Merge pull request #1987 from thomasopsomer/span-sent

Make span.sent work when only manual / custom sbd
2025-07-15 10:42:34 +03:00 · 2018-02-18 14:05:37 +01:00 · 2018-02-18 14:05:37 +01:00 · 1e5aeb4eec
commit 1e5aeb4eec
parent 1cf774bdc1 5d24a81c0b
2 changed files with 54 additions and 9 deletions
--- a/spacy/tests/doc/test_span.py
+++ b/spacy/tests/doc/test_span.py
@ -19,6 +19,15 @@ def doc(en_tokenizer):
    return get_doc(tokens.vocab, [t.text for t in tokens], heads=heads, deps=deps)


+@pytest.fixture
+def doc_not_parsed(en_tokenizer):
+    text = "This is a sentence. This is another sentence.
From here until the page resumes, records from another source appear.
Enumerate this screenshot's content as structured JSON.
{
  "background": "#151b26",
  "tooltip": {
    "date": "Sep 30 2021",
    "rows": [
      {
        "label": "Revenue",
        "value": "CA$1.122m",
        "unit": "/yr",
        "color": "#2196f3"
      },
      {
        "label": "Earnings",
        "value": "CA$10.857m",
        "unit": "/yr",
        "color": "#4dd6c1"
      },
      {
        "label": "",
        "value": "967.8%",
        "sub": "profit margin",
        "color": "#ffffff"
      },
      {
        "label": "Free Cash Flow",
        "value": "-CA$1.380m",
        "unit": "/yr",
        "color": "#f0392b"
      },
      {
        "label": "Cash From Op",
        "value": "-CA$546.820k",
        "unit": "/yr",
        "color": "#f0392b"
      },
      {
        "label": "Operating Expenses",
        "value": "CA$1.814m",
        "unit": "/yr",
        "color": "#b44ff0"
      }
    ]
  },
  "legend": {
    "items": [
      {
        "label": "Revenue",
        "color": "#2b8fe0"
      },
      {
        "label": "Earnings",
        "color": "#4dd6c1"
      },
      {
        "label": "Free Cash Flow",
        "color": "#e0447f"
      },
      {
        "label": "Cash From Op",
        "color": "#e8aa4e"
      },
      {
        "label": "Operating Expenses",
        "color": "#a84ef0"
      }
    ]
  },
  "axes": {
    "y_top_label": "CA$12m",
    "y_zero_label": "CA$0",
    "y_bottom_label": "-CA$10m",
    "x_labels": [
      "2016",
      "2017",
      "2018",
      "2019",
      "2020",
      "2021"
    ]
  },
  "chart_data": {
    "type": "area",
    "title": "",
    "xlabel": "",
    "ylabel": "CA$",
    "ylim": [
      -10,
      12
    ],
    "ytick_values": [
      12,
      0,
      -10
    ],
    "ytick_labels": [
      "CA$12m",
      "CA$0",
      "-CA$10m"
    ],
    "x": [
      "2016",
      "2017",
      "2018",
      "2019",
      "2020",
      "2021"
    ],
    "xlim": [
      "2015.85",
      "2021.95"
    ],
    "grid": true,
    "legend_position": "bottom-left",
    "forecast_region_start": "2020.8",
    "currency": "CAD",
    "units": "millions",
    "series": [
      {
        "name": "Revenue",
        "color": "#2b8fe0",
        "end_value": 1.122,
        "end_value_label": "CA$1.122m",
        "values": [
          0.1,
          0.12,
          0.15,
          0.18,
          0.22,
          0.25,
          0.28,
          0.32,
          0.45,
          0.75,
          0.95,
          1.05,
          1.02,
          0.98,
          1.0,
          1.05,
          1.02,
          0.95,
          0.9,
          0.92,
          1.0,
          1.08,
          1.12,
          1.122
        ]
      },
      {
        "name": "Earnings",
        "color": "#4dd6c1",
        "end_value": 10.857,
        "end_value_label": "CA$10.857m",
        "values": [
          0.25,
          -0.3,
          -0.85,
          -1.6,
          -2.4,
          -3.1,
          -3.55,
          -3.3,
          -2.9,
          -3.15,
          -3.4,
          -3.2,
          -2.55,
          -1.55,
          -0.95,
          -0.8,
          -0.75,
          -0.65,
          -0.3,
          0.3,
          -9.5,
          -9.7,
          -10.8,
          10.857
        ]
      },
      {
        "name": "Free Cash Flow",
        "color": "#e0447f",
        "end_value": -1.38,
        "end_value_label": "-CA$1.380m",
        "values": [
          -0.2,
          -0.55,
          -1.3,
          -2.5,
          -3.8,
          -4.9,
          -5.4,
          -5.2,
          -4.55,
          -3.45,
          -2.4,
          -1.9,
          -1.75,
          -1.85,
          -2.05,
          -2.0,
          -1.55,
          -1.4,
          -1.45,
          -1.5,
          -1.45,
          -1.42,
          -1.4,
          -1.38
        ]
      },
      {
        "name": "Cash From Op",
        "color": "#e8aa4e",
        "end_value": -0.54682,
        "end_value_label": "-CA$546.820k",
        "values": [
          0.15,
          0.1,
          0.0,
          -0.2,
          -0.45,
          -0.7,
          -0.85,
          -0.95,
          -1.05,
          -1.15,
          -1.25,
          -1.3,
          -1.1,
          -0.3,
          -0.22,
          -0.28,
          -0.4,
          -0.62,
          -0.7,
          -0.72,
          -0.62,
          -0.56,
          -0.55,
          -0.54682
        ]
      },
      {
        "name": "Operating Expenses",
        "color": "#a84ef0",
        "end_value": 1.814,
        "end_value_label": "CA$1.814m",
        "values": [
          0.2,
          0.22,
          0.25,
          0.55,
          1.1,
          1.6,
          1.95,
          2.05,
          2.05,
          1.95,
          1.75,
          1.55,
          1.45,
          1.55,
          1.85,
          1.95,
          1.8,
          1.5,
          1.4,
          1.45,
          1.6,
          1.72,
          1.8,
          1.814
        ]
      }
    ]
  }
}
And a third."
+    tokens = en_tokenizer(text)
+    d = get_doc(tokens.vocab, [t.text for t in tokens])
+    d.is_parsed = False
+    return d
+
+
 def test_spans_sent_spans(doc):
    sents = list(doc.sents)
    assert sents[0].start == 0
@ -34,6 +43,7 @@ def test_spans_root(doc):
    assert span.root.text == 'sentence'
    assert span.root.head.text == 'is'

+
 def test_spans_string_fn(doc):
    span = doc[0:4]
    assert len(span) == 4
@ -41,6 +51,7 @@ def test_spans_string_fn(doc):
    assert span.upper_ == 'THIS IS A SENTENCE'
    assert span.lower_ == 'this is a sentence'

+
 def test_spans_root2(en_tokenizer):
    text = "through North and South Carolina"
    heads = [0, 3, -1, -2, -4]
@ -49,12 +60,17 @@ def test_spans_root2(en_tokenizer):
    assert doc[-2:].root.text == 'Carolina'


-def test_spans_span_sent(doc):
+def test_spans_span_sent(doc, doc_not_parsed):
    """Test span.sent property"""
    assert len(list(doc.sents))
    assert doc[:2].sent.root.text == 'is'
    assert doc[:2].sent.text == 'This is a sentence .'
    assert doc[6:7].sent.root.left_edge.text == 'This'
+    # test on manual sbd
+    doc_not_parsed[0].is_sent_start = True
+    doc_not_parsed[5].is_sent_start = True
+    assert doc_not_parsed[1:3].sent == doc_not_parsed[0:5]
+    assert doc_not_parsed[10:14].sent == doc_not_parsed[5:]


 def test_spans_lca_matrix(en_tokenizer):
--- a/spacy/tokens/span.pyx
+++ b/spacy/tokens/span.pyx
@ -285,16 +285,45 @@ cdef class Span:
        def __get__(self):
            if 'sent' in self.doc.user_span_hooks:
                return self.doc.user_span_hooks['sent'](self)
-            # This should raise if we're not parsed.
+            # This should raise if we're not parsed
+            # or doesen't have any sbd component :)
            self.doc.sents
+            # if doc is parsed we can use the deps to find the sentence
+            # otherwise we use the `sent_start` token attribute
            cdef int n = 0
-            root = &self.doc.c[self.start]
-            while root.head != 0:
-                root += root.head
-                n += 1
-                if n >= self.doc.length:
-                    raise RuntimeError
-            return self.doc[root.l_edge:root.r_edge + 1]
+            cdef int i
+            if self.doc.is_parsed:
+                root = &self.doc.c[self.start]
+                while root.head != 0:
+                    root += root.head
+                    n += 1
+                    if n >= self.doc.length:
+                        raise RuntimeError
+                return self.doc[root.l_edge:root.r_edge + 1]
+            else:
+                # Check if the document has sentence boundaries,
+                # i.e at least one tok has the sent_start == 1
+                for i in range(self.doc.length):
+                    if self.doc.c[i].sent_start == 1:
+                        break
+                else:
+                    raise ValueError(
+                        "Access to sentence requires either the dependency parse "
+                        "or sentence boundaries to be set by setting " +
+                        "doc[i].is_sent_start = True")
+                # find start of the sentence
+                start = self.start
+                while self.doc.c[start].sent_start != 1 and start > 0:
+                    start += -1
+                # find end of the sentence
+                end = self.end
+                while self.doc.c[end].sent_start != 1:
+                    end += 1
+                    if n >= self.doc.length:
+                        break
+                #
+                return self.doc[start:end]
+

    property has_vector:
        """RETURNS (bool): Whether a word vector is associated with the object.